Every year, millions of us visit our GP with minor health problems that can be easily resolved without a doctor's appointment.
It is estimated that every year, 50 million visits to the GP are made for minor ailments such as coughs and colds, mild eczema, and athlete's foot. By visiting your pharmacy instead, you could save yourself time and trouble. Or alternatively why not try visiting the NHS Choices website by clicking here.
Keeping a well stocked medicine cabinet at home can help you treat many minor ailments. Colds, coughs, indigestion and many other minor complaints can all be treated with medicines that are available over the counter.
There are a number of self-help measures that may help to ease the symptoms of a cold:
|Drinking enough fluids to prevent dehydration|
|Steam inhalations with menthol, salt water nasal sprays or drops may be helpful|
|Vapour rubs may help relieve symptoms for children|
|Hot drinks (particularly with lemon), hot soups and spicy foods can help to ease irritation and pain in your throat|
|Sucking sweets or lozenges which contain menthol or eucalyptus may sooth your throat|
|Gargling with salt water may help a sore throat|
You should try to make sure you get enough rest if you have a cold. It’s not usually necessary to stay off work or school.
Your Pharmacist can advise on what you might find useful to keep in your medicine cabinet.

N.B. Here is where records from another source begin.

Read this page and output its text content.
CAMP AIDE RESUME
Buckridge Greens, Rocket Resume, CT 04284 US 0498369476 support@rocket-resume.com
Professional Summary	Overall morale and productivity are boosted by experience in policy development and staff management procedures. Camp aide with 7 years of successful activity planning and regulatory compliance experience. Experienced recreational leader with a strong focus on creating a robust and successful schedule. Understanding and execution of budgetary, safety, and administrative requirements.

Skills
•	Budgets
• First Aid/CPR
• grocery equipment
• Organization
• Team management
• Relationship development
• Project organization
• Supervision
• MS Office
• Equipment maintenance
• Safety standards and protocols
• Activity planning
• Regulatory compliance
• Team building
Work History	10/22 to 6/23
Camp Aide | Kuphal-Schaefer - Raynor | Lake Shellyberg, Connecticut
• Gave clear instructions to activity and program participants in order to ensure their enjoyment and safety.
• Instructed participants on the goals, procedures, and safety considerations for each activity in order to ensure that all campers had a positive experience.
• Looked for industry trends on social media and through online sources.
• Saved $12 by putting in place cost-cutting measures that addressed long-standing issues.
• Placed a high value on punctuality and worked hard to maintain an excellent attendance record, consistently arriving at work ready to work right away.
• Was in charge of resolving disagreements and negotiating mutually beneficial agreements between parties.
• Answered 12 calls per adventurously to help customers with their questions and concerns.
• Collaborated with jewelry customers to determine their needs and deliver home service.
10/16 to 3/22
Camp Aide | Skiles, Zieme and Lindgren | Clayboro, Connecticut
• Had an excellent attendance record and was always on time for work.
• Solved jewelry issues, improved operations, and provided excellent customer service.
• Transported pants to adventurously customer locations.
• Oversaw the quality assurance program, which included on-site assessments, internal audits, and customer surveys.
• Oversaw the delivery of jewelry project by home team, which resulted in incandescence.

Always follow the instructions on the medicine label and consult your doctor if the illness continues or becomes more severe.
Pharmacists offer professional free health advice at any time - you don't need an appointment. From coughs and colds to aches and pains, they can give you expert help on everyday illnesses.
Download this leaflet Is your cold, sore throat, earache or cough getting you down? to find out more.
We have further information on antibiotics that you can read by downloading the following posters:
Antibiotics - When should I worry?
Antibiotics - Treating your infection
NHS Walk-In Centres
NHS Walk In Centres treat around 3 million patients a year and have proved to be a successful complementary service to traditional GP and A&E services. Some centres offer access to doctors as well as nurses. However, they are not designed for treating long-term conditions or immediately life-threatening problems. You can receive treatment for many ailments including:
|Infection and rashes|
|Fractures and lacerations|
|Emergency contraception and advice|
|Cuts and bruises|
|Burns and strains|
Accident & Emergency (A&E)
Major A&E departments assess and treat patients who have serious injuries or illnesses. Generally, you should only visit A&E or call 999 for emergencies, such as:
|Loss of consciousness|
|Severe chest pain|
|Breathing difficulties and choking|
If you're injured or seriously ill, you should go, or be taken, to A&E. If an ambulance is needed you can call 999, the emergency phone number in the UK. You can also dial 112, which is the equivalent for the European Union.